DESCRIPTION

• Viral hepatitis is caused by hepatotropic viruses, which mainly include hepatitis A, B, C, or E virus (HAV, HBV, HCV, or HEV). Although this liver condition is usually mild in children, it may cause severe inflammation, fibrosis, or cirrhosis of the liver. Liver failure or hepatocellular carcinoma (HCC) occurs in rare cases.
• Hepatitis A and B are vaccine-preventable. The incidence of hepatitis A and B infection in the United States has significantly decreased with implemented universal vaccination in children.
• Hepatitis A or E infection is acute and rare in developed countries. Hepatitis B or C is usually chronic via mother-to-child vertical transmission in children.
• Cure of hepatitis C can be achieved with potent antiviral therapy.

EPIDEMIOLOGY

RISK FACTORS

• Hepatitis A and E (transmission: fecal–oral)
  • Day care attendance, household exposure, travel to endemic areas
  • Maximum infectivity 2 weeks before jaundice
• Hepatitis B and C (transmission: blood, body fluids, and sexual contact)
  • Infants born to a mother with hepatitis B or C
  • Household contacts with hepatitis B or C
  • IV drug users
  • Multiple sexual partners
  • Men who have sex with men
  • Body piercing and tattoos
  • HIV-positive status

GENERAL PREVENTION

• Good sanitation, hygiene, vaccination, screening blood products, condom use, safe disposal of needles; avoid sharing of toothbrushes, nail clippers, and razors.
• Hepatitis A
  • Vaccination of all children between the ages of 1 and 18 years
  • Infants who travel to an endemic region: Prior to travel, hepatitis A vaccine should be administered to infants aged 6 to 11 months, and the 2-dose series should be repeated according to the routine hepatitis A vaccine schedule.

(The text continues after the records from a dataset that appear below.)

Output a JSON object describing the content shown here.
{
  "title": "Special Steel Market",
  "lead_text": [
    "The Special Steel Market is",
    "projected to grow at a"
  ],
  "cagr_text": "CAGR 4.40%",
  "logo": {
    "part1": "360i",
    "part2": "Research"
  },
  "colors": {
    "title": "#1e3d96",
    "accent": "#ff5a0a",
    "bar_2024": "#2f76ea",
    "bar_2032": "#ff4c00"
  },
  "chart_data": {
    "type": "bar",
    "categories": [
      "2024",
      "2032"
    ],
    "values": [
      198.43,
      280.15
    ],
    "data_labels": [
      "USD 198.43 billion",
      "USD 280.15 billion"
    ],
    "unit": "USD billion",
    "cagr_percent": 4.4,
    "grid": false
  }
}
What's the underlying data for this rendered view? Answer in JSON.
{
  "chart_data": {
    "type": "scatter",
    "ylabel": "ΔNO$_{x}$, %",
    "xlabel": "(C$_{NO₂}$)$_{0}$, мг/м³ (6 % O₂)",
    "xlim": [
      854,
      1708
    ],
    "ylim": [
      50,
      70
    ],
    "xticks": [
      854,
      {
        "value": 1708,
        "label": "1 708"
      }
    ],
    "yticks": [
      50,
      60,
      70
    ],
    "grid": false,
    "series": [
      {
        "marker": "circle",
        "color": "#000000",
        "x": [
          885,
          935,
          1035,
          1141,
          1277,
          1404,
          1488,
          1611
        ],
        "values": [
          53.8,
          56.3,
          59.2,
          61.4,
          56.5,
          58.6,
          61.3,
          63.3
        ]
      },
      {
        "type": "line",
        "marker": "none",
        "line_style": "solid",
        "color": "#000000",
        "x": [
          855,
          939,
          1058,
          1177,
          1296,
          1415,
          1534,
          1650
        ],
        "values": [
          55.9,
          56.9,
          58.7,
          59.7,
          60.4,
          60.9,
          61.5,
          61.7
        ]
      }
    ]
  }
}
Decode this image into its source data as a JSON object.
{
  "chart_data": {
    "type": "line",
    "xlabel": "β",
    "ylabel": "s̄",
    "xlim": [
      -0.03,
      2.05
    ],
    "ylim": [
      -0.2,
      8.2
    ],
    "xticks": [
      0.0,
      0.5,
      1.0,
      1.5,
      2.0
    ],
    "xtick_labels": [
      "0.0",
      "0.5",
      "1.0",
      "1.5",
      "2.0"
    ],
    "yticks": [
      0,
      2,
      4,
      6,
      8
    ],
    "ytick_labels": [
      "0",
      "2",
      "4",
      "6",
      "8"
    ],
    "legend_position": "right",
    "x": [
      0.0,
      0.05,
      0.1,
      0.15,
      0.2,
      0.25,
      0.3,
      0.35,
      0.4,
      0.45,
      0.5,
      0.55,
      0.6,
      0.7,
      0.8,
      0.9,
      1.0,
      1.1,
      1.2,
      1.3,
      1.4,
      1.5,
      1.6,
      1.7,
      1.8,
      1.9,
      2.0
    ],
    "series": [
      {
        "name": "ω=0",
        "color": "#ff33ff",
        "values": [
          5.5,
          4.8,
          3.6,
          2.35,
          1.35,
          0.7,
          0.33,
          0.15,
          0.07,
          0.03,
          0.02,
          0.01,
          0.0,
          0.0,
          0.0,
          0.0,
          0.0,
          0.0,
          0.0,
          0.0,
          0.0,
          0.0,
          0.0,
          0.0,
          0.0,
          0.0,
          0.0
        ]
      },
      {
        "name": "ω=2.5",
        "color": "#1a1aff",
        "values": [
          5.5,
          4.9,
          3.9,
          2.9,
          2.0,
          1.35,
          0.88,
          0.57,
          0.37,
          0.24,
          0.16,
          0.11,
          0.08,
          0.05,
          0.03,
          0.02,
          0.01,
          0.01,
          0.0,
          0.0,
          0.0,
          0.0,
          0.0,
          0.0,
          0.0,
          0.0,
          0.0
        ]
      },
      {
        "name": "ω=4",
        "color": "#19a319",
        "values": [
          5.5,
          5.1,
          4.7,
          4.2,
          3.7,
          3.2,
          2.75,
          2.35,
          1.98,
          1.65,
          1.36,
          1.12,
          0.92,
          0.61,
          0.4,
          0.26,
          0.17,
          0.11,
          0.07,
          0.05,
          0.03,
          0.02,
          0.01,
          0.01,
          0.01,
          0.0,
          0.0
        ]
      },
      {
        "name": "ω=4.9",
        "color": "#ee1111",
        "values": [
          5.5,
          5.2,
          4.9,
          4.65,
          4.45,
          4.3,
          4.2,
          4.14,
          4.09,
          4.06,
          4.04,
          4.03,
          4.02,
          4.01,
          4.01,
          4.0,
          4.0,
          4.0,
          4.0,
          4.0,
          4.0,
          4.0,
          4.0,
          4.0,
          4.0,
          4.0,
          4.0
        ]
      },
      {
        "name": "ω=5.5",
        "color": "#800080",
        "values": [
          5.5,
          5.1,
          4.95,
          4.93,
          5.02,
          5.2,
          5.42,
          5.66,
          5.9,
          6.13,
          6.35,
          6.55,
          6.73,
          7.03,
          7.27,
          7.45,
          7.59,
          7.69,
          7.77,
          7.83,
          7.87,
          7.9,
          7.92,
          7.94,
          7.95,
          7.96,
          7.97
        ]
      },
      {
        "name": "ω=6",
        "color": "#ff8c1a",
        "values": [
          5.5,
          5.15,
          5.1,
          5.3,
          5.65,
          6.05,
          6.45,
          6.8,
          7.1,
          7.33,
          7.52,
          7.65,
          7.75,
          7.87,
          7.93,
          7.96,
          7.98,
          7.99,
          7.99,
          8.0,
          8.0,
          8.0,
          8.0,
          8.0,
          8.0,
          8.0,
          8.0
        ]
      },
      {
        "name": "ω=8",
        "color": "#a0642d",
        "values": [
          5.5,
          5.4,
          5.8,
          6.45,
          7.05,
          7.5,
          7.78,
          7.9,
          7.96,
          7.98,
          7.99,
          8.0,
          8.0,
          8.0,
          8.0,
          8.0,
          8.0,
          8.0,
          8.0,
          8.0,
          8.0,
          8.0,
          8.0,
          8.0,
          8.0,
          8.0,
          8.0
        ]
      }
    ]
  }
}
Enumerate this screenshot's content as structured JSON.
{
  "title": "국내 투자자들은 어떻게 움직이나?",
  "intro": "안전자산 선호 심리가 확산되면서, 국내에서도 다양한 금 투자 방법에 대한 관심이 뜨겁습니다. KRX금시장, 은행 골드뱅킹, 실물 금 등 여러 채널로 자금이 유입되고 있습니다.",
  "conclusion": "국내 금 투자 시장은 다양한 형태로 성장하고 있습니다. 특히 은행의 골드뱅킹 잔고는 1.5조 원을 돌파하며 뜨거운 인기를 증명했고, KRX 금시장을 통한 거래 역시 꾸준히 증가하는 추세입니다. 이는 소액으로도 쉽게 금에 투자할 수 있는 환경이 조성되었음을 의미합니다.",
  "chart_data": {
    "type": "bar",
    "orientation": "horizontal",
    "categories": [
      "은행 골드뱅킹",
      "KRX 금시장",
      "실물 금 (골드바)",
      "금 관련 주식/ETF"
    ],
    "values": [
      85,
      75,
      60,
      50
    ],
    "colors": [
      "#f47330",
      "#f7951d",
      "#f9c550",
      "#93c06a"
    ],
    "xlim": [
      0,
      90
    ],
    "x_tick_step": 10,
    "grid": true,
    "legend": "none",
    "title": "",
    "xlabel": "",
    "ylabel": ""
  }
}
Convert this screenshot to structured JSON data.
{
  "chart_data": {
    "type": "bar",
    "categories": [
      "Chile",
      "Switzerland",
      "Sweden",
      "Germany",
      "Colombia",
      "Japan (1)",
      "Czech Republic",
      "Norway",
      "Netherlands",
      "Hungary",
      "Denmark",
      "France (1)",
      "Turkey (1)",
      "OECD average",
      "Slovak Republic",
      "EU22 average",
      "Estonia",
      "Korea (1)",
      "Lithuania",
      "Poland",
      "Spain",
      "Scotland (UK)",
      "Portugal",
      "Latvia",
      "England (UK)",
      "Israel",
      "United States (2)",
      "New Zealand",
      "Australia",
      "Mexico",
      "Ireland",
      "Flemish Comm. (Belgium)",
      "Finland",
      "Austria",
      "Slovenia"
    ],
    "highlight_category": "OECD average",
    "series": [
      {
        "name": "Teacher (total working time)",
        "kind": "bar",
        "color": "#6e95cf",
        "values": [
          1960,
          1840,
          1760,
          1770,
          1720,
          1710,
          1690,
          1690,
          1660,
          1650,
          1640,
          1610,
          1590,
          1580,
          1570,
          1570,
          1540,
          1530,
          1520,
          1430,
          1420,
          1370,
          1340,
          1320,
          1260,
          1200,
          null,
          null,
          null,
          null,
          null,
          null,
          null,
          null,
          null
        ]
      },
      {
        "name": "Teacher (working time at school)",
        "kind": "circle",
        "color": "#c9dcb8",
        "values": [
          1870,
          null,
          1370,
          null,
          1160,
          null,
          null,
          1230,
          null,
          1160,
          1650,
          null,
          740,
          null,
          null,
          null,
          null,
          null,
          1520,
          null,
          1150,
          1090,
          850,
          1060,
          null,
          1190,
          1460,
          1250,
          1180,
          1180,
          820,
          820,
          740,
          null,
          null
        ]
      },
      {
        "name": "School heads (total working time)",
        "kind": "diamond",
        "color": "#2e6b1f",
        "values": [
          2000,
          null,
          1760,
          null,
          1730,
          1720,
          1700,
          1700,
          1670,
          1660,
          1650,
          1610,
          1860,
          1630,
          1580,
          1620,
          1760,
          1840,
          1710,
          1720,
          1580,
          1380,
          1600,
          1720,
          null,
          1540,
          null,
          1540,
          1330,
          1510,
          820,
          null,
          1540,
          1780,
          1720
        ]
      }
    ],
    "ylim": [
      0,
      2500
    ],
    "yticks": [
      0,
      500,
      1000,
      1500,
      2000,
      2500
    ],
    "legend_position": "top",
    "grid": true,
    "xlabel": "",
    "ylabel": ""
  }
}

Infants aged <6 months should receive immune globulin (Ig) before travel.
  • Postexposure prophylaxis consisting of hepatitis A vaccine and/or Ig: Hepatitis A vaccine should be administered as soon as possible <2 weeks of exposure for healthy children >1 year of age who are unvaccinated. In addition to hepatitis A vaccine, Ig should be considered for immunocompromised patients or patients with chronic liver disease. Ig should be administered for infants as soon as possible after exposure. Measles-mumps-rubella and varicella vaccines should not be administered <6 months after receiving Ig.
  • Infected children should not return to school or day care center until 1 week after onset of the illness.
• Hepatitis B
  • Increase screening for hepatitis B virus surface antigen (HBsAg).
  • Universal screening of pregnant women for HBsAg; women with positive HBsAg, high viral loads, or previous vertical transmission should consult a high-risk obstetrician and a hepatologist during early pregnancy. If HBsAg is positive and HBV DNA is >200,000 IU/mL, maternal antiviral therapy started at 28 to 32 weeks of gestation is recommended.
  • Hepatitis B vaccine to all infants at birth; complete 3-vaccine series during infancy.
  • Vaccine and hepatitis B immunoglobulin for high-risk infants at birth
• Hepatitis C
  • Increase screening for HCV antibody.
  • Elective C-section has not been shown to reduce vertical transmission.
  • During vaginal delivery, avoid fetal scalp monitoring and prolonged rupture of membranes >8 hours.
  • Breastfeeding is contraindicated only if mother has active bleeding from nipples.

PATHOPHYSIOLOGY

• Acute viral hepatitis tends to affect the liver parenchyma, whereas chronic viral hepatitis affects portal and periportal areas.
• Chronic viral hepatitis B or C infection is defined by continuing viral replication and inflammation of the liver for >6 months.
• Ongoing worsening of liver injury can lead to extensive fibrosis, cirrhosis, and HCC.